E aí está: aceitação da morte em menos de duas horas. A receita maravilhosamente insípida para um filme que agrada ao público e que provavelmente será indicado ao prêmio de melhor filme (especialmente considerando o prêmio Escolha do Público de 2024 no Festival Internacional de Cinema de Toronto ). Um filme baseado em uma premissa filosófica e metafísica um tanto interessante, mas repleto de celebrações exageradas e turvas do absurdo, misturadas a cosplays do Maine de meados do século.
Em essência, o Livro Verde do câncer terminal.
Ou pelo menos é assim que A Vida de Chuck se apresenta após uma primeira exibição. Talvez seja uma crítica de má-fé a uma história intencionalmente ampla e convenientemente reconfortante, que não faz nada de terrivelmente errado.
E, de fato, talvez a mensagem seja delicada e esperançosa o suficiente para funcionar. Talvez especialmente durante uma era tão sombria que tudo hoje em dia — de Elio , da Pixar , a Thunderbolts*, da Marvel , e, sim, A Vida de Chuck — está sendo comercializado como um bálsamo para viver em uma sociedade que parece estar se desintegrando.
Se essa é uma maneira válida e saudável de lidar com a visão da Irlanda do Norte , Los Angeles , Gaza , Ucrânia e aparentemente metade do mundo em chamas — como Hiddleston sugeriu em uma entrevista à Vanity Fair — é uma questão mais difícil.
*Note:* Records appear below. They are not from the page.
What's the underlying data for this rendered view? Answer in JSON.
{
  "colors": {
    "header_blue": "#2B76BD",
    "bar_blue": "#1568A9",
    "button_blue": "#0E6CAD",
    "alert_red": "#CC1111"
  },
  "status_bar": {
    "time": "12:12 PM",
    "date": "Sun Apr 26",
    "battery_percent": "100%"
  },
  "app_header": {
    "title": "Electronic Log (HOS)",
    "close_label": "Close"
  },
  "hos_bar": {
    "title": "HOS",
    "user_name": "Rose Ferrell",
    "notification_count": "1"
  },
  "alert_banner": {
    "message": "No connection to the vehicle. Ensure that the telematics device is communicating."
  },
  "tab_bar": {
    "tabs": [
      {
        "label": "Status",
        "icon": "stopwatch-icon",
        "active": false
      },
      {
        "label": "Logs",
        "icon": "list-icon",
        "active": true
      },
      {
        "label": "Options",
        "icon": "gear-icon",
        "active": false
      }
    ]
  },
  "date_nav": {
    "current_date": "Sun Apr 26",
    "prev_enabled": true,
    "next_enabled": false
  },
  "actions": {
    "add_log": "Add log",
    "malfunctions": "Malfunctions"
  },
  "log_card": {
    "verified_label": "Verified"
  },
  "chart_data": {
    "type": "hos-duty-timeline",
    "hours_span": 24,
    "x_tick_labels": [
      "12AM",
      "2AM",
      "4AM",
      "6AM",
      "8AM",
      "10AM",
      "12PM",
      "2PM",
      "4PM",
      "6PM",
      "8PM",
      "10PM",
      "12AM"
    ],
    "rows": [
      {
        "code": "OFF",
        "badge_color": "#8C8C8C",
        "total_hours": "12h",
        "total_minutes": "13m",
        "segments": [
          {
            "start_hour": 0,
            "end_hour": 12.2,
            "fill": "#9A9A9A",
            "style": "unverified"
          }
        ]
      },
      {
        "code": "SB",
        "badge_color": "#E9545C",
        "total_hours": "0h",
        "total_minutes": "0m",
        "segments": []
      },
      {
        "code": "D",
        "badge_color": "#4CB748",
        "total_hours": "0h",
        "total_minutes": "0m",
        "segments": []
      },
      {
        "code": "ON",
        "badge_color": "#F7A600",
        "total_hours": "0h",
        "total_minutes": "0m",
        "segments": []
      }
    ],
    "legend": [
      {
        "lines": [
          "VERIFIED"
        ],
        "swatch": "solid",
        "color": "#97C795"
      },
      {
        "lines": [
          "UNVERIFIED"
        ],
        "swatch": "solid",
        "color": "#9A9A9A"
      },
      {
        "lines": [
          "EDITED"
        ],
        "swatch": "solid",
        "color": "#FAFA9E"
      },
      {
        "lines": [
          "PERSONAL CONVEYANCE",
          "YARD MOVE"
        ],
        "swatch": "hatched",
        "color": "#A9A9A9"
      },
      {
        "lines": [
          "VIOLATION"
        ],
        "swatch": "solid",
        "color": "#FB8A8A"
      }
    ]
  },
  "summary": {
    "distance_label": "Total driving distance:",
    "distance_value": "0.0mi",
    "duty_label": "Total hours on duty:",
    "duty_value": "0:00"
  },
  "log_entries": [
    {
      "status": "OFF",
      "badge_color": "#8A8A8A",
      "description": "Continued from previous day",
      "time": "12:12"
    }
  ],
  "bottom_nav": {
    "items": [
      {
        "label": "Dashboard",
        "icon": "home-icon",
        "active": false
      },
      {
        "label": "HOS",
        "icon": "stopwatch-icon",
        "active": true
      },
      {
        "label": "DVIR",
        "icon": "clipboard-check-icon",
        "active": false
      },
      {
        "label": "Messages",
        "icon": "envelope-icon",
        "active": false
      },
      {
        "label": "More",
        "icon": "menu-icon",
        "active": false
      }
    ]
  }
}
E se a aceitação abnegada de Chuck da mortalidade, tão facilmente conquistada, seria encorajadora, ou soaria a mais cruel e vazia para aqueles que realmente enfrentam o fim de tudo, é uma questão que não estou preparado para responder.
Mas para aqueles de nós para quem a morte ainda é (espero) uma coisa indistinta e borrada à distância, esta pequena peça de moralidade pelo menos parece reconfortante. Contanto que você aperte os olhos com força suficiente e deixe suas perguntas de lado.